İstersen tart. Zerre değişmeyecek ağırlığı.. Öyle yaratmış yaradan. Sorgulamak ne haddine…

Aynı olanlar, aynı kalırlar mı hep?

Aynı kalmalarında vardır bir yüce hikmet.. Ondan dedim işte, sorgulamak ne haddimize..

Etrafımızda, “Hep aynılar, hepsi aynı..” diyerek öfke gösterdiklerimiz geldi şimdi aklıma.. Onların da fıtratında var bu durum. Yaradan, öyle yaratmış.. Sorgulamak kimin ne haddime…

Bir çekirdek var.. Bu çekirdek, dünya döndüğünden beri hiç değişmez ağırlıkta.

Öyle var edilmiş, öylece kalmış.. Çok ilginç değil mi?

Bundan böyle, değişime uğrayanlar için, o çekirdekten bahsedip, onun kadar olamadın diyeceğim, kesin.

Keçi Boynuzu bilir misiniz? Ondan türlü şife kaynağı ürünler de yapılıyor. Her derde deva imiş üstelik..

Minicik, minnacık çekirdekleri ile, bilimsel araştırmaya tabii tutulmuş ve ortaya çıkan sonuç, akıl alacak gibi değil..

Bu çekirdekten, daha evvel de bahsetmiştim.. Tarih neydi, hatırlıyorsam, Arap olayım.. Fakat, bahsettiğimden eminim..

Üzerine ansiklopediler yazılacak değerli bilgilere sahip, o kadar güzellikler var ki  doğada, Hayran kalmamak ne mümkün..

Birtür bitki.

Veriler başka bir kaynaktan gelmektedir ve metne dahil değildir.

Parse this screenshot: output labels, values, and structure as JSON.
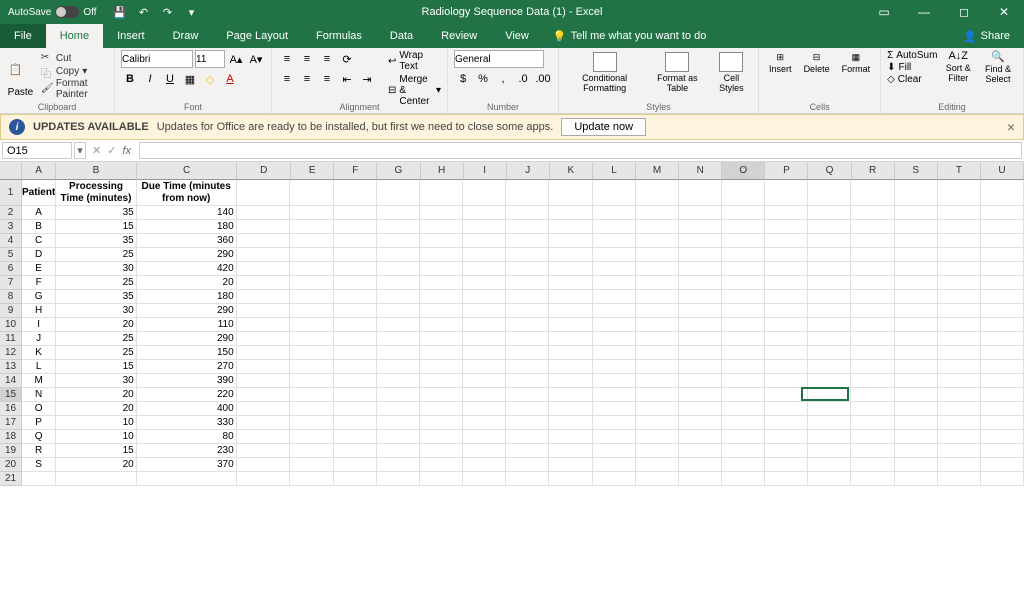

Bu bir tür bitkinin kendi her ne boyda olursa olsun, bir keçiboynuzu çekirdeğinin ağırlığının (200 mg) olduğunu, asla değişmediğini, hiç işittiniz mi?

Dahası, bu çekirdeklerin yüzyıllar boyunca Araplarda, Selçuklu'da ve Osmanlı'da Elmas ve değerli taşların ağırlığını ölçmekte kullanıldığını duydunuz mu hiç daha evvel.,.

Ben bir kez bahsetmiştim. Yine bahsetmekte sakınca yok bence.

Gelelim günümüze.. Bugün kuyumculukta  200mg karşılığı olarak kullanılan  karat / kırat ölçüsünün adının da Keçiboynuzunun  Latince ismi olan "CERATONİA" ve Arapça ismi olan "CARRAT" dan geldiğini öğrendim. İyi de oldu bu bilgi..

Değişken türlere laf dokundurur iken, o çekirdek kadar olamadın demeye fırsat sundu çünkü bu bilgi.

Ha bu arada; 16 çekirdeğin "BİR DİRHEM" ettiğini de demeden edemeyeceğim şimdi.

İki dirhem, bir çekirdek tanımlaması da buradan mı gelmiş ne?

 Bu konuda, kaleme alınmış bir anlatımda, şöyle deniliyordu.. Ondan da bahsedeyim.

“Bir de bunun üstüne,  Bir Osmanlı altınının 33 çekirdek

(yani, 2 DİRHEM + 1 ÇEKİRDEK)  ağırlığında olmasından dolayı,”

Tek kelimeyle; Güzel bir özet geçilmiş, he de harika..

Anlatım ile devam edeyim., Şöyle geliyordu bir başka cümle:

“ Osmanlı'da çok süslü ve şık giyinenlere, zenginliğine atıfta bulunularak

"ALTIN" gibi anlamında "İKİ DİRHEM BİR ÇEKİRDEK"  benzetmesinin yapıldığını öğrendim.”

Bu anlatımı okumadan önceki tahminim, nede doğruymuş meğer..

Öyle ya, doğru birdir.. Doğrular hep olmalı, çoğalmalıdır ayrıca.. Ne kadar doğru, o kadar doğruluk..

Değişmemiş olsa keşken insanlık.. Çekirdek gibi kalabilseydi keşke.. Ne bir zerre esik, ne bir zerre fazla..

Umarım, özellikle bazı değişkenler bu yazıyı okurlar ve değişkenliğin ne manasız olduğunu da anlarlar..

Benimki de laf işte.. Bir okumakla olsaydı, bu gün bunları konuşuyor olur muyduk hiç?